DH warned against ‘commoditised’ medicines supply

DDA, Ailsa Colquhoun, 19 January 2016

The Department of Health has been warned against creating a “commoditised medicines supply service”.

English pharmacy contract negotiator PSNC has voiced concerns that new pharmaceutical services policy could bypass access to community pharmacies, and reduce the viability of the current pharmacy network.

In a written response to the community pharmacy funding cuts announced before Christmas, PSNC criticises Government ambitions to reduce the number of low dispensing pharmacies and to reduce the number of ‘clustered’ pharmacies – despite the promise of a new Pharmacy Access Scheme. This proposes new funding for multiple hundreds of pharmacies that offer benefit due to their location and the local health needs.

The pharmacy contract negotiator also denounces proposals to increase the duration of prescriptions.
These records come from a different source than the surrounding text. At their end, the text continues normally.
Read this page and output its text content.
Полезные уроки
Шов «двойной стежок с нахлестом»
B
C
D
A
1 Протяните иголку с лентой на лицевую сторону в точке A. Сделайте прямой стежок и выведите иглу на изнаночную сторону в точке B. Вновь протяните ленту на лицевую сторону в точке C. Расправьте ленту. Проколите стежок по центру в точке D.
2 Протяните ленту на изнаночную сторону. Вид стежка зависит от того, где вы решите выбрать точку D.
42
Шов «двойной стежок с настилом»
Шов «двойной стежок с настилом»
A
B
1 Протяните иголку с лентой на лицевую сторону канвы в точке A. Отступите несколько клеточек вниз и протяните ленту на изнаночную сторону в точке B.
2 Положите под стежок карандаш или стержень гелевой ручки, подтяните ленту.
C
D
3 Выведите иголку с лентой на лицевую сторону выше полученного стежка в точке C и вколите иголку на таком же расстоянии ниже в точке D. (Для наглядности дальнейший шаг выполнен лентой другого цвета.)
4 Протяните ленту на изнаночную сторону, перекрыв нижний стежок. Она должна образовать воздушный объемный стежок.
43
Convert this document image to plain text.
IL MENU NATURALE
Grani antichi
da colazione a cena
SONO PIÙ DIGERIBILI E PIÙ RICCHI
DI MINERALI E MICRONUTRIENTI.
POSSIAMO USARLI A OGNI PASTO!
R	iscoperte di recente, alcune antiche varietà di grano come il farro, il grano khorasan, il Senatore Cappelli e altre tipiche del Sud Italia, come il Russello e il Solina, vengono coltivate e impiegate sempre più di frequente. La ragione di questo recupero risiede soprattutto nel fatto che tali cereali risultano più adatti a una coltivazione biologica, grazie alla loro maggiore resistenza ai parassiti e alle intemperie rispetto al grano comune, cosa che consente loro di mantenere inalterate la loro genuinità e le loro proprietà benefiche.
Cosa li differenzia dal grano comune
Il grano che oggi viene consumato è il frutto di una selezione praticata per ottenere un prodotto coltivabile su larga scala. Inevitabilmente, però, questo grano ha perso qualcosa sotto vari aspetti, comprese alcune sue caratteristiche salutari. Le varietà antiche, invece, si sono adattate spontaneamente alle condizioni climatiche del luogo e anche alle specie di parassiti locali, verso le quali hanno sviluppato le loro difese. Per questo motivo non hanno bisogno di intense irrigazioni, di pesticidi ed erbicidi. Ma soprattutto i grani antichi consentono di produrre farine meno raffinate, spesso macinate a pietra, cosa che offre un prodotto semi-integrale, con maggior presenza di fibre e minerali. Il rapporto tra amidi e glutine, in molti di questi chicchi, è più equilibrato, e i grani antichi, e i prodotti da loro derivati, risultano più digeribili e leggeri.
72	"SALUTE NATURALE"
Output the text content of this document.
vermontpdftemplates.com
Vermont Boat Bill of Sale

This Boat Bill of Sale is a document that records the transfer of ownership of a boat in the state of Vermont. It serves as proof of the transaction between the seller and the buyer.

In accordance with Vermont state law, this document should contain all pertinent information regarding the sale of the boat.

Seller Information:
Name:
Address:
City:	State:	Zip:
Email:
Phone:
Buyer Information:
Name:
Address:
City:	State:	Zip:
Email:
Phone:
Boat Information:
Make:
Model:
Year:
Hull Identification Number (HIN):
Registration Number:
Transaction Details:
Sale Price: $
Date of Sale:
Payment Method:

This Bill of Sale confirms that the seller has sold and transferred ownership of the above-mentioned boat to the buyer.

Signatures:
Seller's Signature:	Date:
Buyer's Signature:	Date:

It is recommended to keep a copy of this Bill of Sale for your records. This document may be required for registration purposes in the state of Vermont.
It says rather than optimise prescription duration, longer prescribing periods “could encourage waste”. There are also implications for the supply chain, which PSNC describes as “increasingly fragile” with a consequent risk to patients “of pharmacies being unable to supply prescribed medicines”.

Dispensing practices concerned about the potential effect on GP dispensing services are advised to read this letter from DDA chairman Dr Richard West, published yesterday. This points out that the DDA is being consulted formally about these changes proposed for community pharmacy in England, even though it is not clear at this point whether the changes will affect dispensing practices. Practices are asked to be aware of the consultation taking place, and the DDA’s intention to shape the outcome in the best interests of our members and their patients.

PSNC’s letter also reveals its expectation that £20 million in ‘pharmacy integration’ funding will be used to develop the role of pharmacists working in general practice. PSNC has told pharmacists that the Department has no plans to consider further community pharmacy clinical service development in 2016/17 and that the assumption is “that the care, advice and support community pharmacies give to their patients can be provided by pharmacists in general practices”. PSNC adds: “This is wrong.” Pharmacists are also warned to expect funding cuts from 2017-18 that are “far larger than the 6% stated in the letter”.